In personal injury or other tort cases, punitive damages are designed not to compensate the victim, but to “penalize, punish or deter” the wrongdoer. Georgia’s punitive damages law requires a plaintiff prove the defendant’s “willful misconduct, malice, fraud, wantonness, oppression, or that entire want of care that would raise the presumption of conscious indifference to consequences.” As the Georgia courts have explained, punitive damages require more than showing a defendant’s negligence–there must also be “circumstances of aggravation or outrage.”
The Georgia Court of Appeals recently dismissed a punitive damages claim arising from an automobile accident. The appeals court disagreed with a trial judge’s decision to deny the defendant’s motion for summary judgment on a punitive damages claim. The decision turned on an assessment of an employer’s responsibility in hiring one of the drivers involved in the accident.
MasTEC North America, Inc. v. Wilson
The accident occurred in 2009 in Carrollton. A commercial pickup truck and a car collided at an intersection. Both drivers claimed the other ran a red light, and local police cited both parties.
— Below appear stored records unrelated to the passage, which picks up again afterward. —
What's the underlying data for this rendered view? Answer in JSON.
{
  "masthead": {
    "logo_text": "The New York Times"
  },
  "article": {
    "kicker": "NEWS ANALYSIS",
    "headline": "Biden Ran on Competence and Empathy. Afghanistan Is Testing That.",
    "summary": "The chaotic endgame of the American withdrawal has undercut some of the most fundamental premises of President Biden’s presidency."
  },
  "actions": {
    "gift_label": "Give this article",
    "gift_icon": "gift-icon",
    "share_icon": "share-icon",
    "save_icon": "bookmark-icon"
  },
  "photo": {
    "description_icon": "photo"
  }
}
The automobile driver suffered serious injuries and sued the truck driver and his employer.
In addition to regular tort claims for compensatory damages, the plaintiff made several additional claims for punitive damages. She argued the employer was negligent in hiring and supervising the truck driver. As evidence, she cited three prior moving violations–i.e., running through a stop sign–committed by the truck driver between 2002 and 2005, three years before the employer hired him. The plaintiff said the employer knew about these violations through a pre-employment background check and was therefore negligent. (Such background checks are routinely required by federal law for all commercial truck operators.)
The Court of Appeals disagreed. Presiding Judge John J. Ellington, writing for a three-judge panel, said the truck driver’s undisputed record actually disproved the plaintiff’s claims. Prior to his collision with the plaintiff’s vehicle, the defendant had never been in a traffic accident. The moving violations cited by the plaintiff actually took place in the defendant’s personal vehicle; his commercial driving record contained no complaints or violations. And the employer had properly supervised and trained the driver with respect to safety.
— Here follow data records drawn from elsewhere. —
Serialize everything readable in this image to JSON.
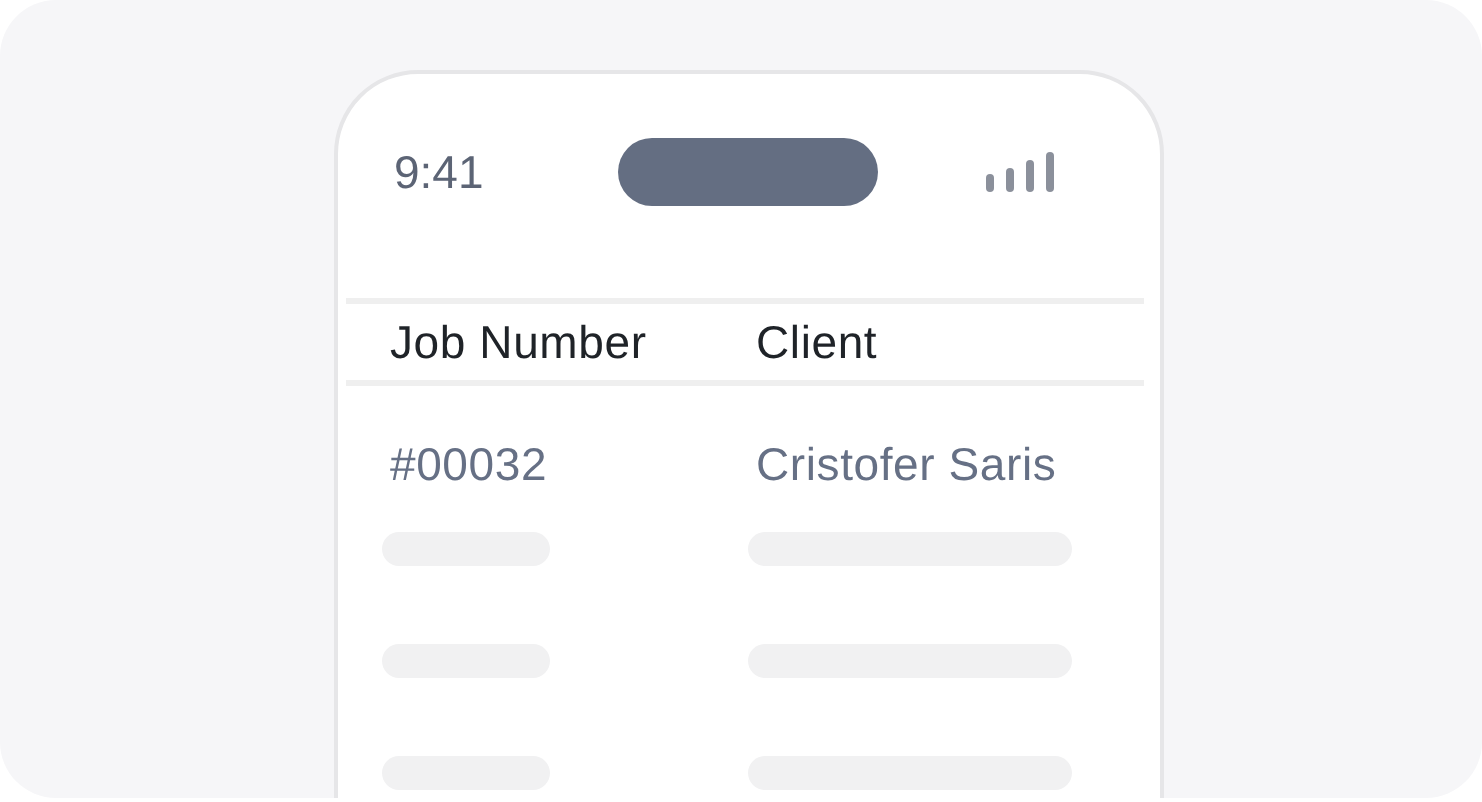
{
  "status_bar": {
    "time": "9:41"
  },
  "table": {
    "columns": [
      "Job Number",
      "Client"
    ],
    "rows": [
      {
        "kind": "data",
        "cells": [
          "#00032",
          "Cristofer Saris"
        ]
      },
      {
        "kind": "skeleton"
      },
      {
        "kind": "skeleton"
      },
      {
        "kind": "skeleton"
      }
    ]
  }
}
In sum, Judge Ellington said there was nothing to suggest this particular accident resulted from a “pattern or policy of dangerous driving” that would justify punitive damages. Accordingly, both the driver and his employer were entitled to summary judgment as a matter of law on this issue. Furthermore, the employer was entitled to summary judgment on the plaintiff’s negligent hiring and related claims, because they essentially duplicated her negligence claims.
It is important to note the Court of Appeals did not consider the negligence issue. The appeals court agreed to review the summary judgment on punitive damages while the negligence cause remains pending before the trial court. The courts have yet to rule on whether the truck driver or his employer are at fault for the accident and what damages, if any, may be owed to the plaintiff.